Last week, Carlson Library and Centennial Mall were home to the “What Were You Wearing” and “Red Flag” campaigns, geared towards raising awareness on sexual assault in the community.

           

The Title IX Office at UT is continuously creating new campaigns to raise awareness across campus.

 

“The Title IX Office is committed to creating a safe environment for everyone,” while investigating sexual misconduct and providing education, prevention and outreach to students and faculty, the office said. 

           

This was UT’s first year creating its own “What Were You Wearing” campaign, which originally started in 2013 at the University of Arkansas, Lindsay Tuttle, Title IX Office coordinator said.

 

Twenty-four outfits that victims had on when they were assaulted were recreated and displayed, debunking the myth that sexual assault is caused by provocative clothing, Tuttle said.

 

Throughout the week, different organizations also had presentations at the exhibit, including Sexual Assault Education Jeopardy with the YWCA.

 

Over 440 faculty and students visited the exhibit last week, Tuttle said.

 

The responses were overwhelmingly positive, said Jamie Wlosowicz, graduate assistant in the Sexual Assault Education & Prevention Program at the Title IX Office.
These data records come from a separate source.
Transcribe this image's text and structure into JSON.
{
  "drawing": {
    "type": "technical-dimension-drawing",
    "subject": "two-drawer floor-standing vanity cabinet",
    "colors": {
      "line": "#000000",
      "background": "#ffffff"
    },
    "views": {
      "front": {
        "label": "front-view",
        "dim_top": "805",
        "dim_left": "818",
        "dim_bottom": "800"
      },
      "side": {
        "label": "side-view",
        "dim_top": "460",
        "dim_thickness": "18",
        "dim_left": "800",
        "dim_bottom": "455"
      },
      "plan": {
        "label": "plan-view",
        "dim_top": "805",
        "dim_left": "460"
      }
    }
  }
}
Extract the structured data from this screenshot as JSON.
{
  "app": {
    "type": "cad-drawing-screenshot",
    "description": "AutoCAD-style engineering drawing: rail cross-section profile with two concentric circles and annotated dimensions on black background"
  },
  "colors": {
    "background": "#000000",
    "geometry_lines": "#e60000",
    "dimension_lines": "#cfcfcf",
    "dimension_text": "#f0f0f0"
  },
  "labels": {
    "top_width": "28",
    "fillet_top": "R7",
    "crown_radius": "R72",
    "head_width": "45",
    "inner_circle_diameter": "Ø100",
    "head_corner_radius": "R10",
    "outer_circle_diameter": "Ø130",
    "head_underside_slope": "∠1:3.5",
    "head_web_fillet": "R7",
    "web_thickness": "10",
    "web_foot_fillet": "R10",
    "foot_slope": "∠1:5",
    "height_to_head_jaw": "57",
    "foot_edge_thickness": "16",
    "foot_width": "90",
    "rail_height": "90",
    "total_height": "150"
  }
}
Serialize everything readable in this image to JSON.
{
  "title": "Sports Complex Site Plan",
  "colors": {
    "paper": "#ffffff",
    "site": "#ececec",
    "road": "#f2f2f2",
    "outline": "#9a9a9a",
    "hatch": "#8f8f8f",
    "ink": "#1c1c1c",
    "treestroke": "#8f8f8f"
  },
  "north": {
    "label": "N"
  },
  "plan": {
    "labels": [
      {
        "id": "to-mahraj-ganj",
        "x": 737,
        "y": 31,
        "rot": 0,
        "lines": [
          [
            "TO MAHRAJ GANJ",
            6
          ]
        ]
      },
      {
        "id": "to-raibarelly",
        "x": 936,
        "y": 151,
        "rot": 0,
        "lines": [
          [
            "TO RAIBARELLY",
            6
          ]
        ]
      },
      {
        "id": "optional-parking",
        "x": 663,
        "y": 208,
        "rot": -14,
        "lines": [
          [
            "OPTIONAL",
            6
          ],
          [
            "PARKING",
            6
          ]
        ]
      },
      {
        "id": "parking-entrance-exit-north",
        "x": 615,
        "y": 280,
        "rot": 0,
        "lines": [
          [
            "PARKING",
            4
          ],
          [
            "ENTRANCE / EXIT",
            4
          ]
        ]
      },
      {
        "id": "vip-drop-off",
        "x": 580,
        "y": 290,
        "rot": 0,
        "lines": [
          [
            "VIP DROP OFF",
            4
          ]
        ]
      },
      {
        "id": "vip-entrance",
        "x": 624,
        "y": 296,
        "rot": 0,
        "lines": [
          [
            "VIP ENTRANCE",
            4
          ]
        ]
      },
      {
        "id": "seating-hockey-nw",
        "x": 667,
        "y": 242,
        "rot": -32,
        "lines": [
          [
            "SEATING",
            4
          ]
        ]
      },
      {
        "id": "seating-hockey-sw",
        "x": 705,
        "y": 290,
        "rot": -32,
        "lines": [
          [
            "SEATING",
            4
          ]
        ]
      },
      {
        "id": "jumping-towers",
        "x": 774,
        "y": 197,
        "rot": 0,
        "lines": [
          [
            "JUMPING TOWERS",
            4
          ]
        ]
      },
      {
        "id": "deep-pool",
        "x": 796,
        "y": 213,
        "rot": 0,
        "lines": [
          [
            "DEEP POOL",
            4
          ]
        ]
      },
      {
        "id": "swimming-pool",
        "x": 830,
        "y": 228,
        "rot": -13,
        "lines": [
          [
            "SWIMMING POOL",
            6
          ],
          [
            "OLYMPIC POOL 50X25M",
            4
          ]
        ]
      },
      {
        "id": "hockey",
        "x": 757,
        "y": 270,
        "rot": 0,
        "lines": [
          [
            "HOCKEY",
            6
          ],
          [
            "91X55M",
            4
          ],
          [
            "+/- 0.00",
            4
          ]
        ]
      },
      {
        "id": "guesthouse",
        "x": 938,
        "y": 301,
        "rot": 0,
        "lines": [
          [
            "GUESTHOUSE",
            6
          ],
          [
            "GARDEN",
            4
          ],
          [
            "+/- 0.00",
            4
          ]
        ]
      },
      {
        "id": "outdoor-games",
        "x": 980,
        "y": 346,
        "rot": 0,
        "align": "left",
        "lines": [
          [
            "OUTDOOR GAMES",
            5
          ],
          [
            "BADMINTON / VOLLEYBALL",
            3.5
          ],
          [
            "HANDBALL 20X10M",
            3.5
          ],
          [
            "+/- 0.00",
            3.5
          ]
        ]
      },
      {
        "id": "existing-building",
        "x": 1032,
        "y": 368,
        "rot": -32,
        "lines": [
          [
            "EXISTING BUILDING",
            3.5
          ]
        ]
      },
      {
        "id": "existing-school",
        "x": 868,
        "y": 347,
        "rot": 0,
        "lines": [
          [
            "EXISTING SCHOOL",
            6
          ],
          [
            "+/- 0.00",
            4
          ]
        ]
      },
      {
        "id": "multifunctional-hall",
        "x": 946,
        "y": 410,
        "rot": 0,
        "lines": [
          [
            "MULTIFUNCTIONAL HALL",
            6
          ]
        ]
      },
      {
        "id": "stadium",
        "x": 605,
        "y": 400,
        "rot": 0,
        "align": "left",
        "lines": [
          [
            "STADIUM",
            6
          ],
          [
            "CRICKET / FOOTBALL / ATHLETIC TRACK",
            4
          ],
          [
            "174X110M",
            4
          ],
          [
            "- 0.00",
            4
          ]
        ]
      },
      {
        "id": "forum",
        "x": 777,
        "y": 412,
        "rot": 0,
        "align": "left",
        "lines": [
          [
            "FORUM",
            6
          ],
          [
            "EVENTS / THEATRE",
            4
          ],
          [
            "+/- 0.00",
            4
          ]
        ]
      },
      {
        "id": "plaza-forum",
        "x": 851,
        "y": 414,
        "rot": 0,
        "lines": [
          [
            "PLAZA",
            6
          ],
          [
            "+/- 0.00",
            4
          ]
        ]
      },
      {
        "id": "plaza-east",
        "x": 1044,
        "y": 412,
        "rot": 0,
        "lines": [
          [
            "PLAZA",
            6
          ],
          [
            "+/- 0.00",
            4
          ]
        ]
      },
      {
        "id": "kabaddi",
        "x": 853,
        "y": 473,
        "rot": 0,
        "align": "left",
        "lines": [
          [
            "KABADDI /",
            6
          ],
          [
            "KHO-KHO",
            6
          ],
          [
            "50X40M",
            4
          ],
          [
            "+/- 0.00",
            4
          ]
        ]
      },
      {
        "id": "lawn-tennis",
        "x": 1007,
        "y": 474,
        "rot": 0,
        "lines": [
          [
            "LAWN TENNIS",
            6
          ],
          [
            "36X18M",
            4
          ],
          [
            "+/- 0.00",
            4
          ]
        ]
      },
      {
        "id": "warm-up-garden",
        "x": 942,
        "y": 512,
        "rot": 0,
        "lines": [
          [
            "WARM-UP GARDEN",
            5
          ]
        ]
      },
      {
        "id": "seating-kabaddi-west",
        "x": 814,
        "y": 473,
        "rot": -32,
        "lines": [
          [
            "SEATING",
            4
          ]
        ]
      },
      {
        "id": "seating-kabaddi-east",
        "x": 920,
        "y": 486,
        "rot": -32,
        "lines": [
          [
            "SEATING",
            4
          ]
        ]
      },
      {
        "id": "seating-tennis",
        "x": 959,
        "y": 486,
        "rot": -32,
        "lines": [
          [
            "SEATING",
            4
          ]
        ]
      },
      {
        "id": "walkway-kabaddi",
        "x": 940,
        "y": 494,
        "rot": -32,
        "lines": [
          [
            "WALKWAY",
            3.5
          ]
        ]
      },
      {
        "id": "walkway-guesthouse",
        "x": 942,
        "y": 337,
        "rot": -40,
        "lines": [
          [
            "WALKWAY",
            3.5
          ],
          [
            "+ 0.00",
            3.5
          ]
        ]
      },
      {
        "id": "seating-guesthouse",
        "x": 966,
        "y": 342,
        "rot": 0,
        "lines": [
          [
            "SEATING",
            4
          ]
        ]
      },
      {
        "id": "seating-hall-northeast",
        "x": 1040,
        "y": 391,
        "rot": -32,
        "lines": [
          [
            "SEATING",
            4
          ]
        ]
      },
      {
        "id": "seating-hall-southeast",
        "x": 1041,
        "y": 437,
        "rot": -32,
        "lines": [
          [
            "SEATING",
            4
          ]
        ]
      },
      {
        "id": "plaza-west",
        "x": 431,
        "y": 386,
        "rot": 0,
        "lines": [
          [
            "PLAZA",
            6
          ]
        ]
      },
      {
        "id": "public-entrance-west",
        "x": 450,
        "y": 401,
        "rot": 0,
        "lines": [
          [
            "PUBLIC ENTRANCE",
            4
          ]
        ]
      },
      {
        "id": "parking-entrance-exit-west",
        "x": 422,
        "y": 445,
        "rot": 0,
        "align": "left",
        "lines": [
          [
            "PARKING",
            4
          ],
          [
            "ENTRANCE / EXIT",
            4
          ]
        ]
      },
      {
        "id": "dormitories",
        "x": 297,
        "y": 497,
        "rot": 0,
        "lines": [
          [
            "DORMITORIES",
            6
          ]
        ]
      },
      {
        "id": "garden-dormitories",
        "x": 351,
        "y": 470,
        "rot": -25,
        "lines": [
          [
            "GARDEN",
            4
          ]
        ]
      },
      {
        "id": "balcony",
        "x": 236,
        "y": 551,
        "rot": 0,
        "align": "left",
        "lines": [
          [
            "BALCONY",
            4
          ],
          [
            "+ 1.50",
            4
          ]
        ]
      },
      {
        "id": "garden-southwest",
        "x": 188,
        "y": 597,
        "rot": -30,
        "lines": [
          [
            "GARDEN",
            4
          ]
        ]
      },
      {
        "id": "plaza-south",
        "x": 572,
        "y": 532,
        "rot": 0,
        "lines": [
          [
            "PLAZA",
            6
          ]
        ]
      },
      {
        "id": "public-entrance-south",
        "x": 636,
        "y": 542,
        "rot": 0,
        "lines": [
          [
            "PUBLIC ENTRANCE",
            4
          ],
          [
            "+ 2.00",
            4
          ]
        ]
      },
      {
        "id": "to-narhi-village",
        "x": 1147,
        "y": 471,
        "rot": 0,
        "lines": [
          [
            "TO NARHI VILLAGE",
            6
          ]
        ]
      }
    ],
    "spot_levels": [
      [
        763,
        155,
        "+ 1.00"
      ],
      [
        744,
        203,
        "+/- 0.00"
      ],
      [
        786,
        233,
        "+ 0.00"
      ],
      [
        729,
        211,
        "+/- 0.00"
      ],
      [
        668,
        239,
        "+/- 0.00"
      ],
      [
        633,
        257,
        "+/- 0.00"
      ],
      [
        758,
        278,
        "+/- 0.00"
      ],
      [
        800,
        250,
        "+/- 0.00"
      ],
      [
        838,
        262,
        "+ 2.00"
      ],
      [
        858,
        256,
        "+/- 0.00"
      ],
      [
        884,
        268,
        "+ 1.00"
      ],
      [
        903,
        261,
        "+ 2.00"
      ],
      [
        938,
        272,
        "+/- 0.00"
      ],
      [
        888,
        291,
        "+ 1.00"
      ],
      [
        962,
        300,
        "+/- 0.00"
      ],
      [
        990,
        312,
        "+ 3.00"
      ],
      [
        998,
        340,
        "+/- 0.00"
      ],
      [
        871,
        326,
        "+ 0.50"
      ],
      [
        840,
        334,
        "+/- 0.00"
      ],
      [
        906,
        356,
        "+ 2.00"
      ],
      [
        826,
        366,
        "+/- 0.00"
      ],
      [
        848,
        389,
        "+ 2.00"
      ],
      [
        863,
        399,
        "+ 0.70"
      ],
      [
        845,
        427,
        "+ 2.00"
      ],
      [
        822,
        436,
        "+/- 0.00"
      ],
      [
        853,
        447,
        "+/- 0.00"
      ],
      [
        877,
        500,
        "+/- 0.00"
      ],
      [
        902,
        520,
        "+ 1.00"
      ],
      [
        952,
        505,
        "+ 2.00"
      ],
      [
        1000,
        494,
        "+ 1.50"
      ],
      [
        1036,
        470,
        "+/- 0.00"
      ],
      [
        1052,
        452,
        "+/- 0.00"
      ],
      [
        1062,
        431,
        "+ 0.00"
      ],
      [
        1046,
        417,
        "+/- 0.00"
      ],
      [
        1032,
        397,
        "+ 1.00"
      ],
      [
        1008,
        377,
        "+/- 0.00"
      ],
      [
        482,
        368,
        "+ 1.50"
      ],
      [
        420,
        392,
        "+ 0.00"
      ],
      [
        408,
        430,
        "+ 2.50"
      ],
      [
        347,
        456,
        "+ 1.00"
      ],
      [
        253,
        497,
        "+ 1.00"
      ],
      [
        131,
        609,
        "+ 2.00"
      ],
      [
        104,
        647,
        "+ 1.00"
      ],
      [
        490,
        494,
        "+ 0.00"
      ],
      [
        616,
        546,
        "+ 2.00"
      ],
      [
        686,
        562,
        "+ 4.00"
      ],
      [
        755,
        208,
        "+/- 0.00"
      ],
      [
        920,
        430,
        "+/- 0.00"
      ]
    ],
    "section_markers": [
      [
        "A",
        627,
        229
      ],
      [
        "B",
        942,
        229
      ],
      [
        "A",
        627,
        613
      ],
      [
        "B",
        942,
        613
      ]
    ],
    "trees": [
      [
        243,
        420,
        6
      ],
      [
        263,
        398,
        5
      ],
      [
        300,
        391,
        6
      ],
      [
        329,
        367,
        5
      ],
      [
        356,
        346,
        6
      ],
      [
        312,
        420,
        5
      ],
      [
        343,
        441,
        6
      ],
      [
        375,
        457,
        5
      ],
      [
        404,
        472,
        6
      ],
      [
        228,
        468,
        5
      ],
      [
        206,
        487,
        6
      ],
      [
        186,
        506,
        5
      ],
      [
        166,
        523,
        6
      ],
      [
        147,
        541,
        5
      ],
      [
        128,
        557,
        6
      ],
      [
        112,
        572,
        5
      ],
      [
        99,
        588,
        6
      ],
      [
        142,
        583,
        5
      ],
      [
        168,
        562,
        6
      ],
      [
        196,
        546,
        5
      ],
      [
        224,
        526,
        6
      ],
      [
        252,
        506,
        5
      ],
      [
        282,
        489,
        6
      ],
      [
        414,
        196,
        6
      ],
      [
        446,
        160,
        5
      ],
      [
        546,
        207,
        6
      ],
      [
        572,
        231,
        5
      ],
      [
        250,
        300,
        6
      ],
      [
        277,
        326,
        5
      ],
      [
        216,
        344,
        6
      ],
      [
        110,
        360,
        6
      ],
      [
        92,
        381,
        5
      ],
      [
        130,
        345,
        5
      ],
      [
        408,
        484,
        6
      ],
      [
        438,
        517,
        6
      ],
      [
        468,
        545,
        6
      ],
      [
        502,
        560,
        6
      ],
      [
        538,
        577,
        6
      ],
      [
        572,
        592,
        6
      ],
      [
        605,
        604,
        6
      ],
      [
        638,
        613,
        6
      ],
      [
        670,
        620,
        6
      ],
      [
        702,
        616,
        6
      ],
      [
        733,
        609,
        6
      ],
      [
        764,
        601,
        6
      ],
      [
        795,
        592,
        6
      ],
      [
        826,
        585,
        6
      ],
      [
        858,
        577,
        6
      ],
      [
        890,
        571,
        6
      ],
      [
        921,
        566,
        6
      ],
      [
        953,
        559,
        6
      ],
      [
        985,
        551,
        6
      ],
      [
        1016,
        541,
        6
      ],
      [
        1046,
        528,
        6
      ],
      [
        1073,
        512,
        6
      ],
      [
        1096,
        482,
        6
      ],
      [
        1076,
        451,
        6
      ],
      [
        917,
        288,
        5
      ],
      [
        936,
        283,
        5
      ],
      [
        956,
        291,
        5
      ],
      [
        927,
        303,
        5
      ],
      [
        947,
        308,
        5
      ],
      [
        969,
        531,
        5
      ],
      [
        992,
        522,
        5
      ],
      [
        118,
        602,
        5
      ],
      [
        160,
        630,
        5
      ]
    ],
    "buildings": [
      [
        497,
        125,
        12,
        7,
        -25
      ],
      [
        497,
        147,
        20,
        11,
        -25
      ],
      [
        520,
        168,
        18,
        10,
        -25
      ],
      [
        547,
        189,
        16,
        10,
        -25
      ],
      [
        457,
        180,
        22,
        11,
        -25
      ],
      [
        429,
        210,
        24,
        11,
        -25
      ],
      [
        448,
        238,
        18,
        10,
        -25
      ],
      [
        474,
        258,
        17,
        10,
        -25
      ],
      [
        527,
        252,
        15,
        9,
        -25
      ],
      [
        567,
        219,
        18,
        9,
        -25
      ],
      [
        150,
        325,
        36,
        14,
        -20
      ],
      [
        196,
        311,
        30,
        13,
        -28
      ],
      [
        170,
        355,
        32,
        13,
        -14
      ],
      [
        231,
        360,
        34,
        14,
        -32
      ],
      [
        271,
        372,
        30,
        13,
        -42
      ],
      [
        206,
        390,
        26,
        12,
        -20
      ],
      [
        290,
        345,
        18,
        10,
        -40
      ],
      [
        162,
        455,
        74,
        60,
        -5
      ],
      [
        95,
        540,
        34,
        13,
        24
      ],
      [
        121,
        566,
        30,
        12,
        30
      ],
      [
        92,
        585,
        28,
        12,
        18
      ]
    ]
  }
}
The office gathered surveys on response to both installations.

 

Students thought they were both very powerful and put a very real, tangible perspective to sexual assault, Wlosowicz said.

 

Because of its success, the Title IX Office plans to continue the exhibit next April, Wlosowicz said.

 

The Red Flag Campaign also showed the campus the scope of sexual assault within the community. There were 336 red flags displayed in Centennial Mall, each one representing one of the 336 reported rapes from the City of Toledo last year.

 

The campaign originated from the Virginia Sexual Assault & Domestic Violence Action Alliance, Tuttle said. 

 

Wlosowicz said she believed it was a very effective campaign because, “You see all the red flags, and it shows people this does happen much more than we realize.”

 

Kayla Noon, a second-year young adult education major, said that all of the flags shocked her, because it’s hard to imagine such a large number in your head, but seeing so many flags makes it easy to realize what a big problem it really is in Toledo.

 

 

Sexual assault awareness events will continue throughout the month of April.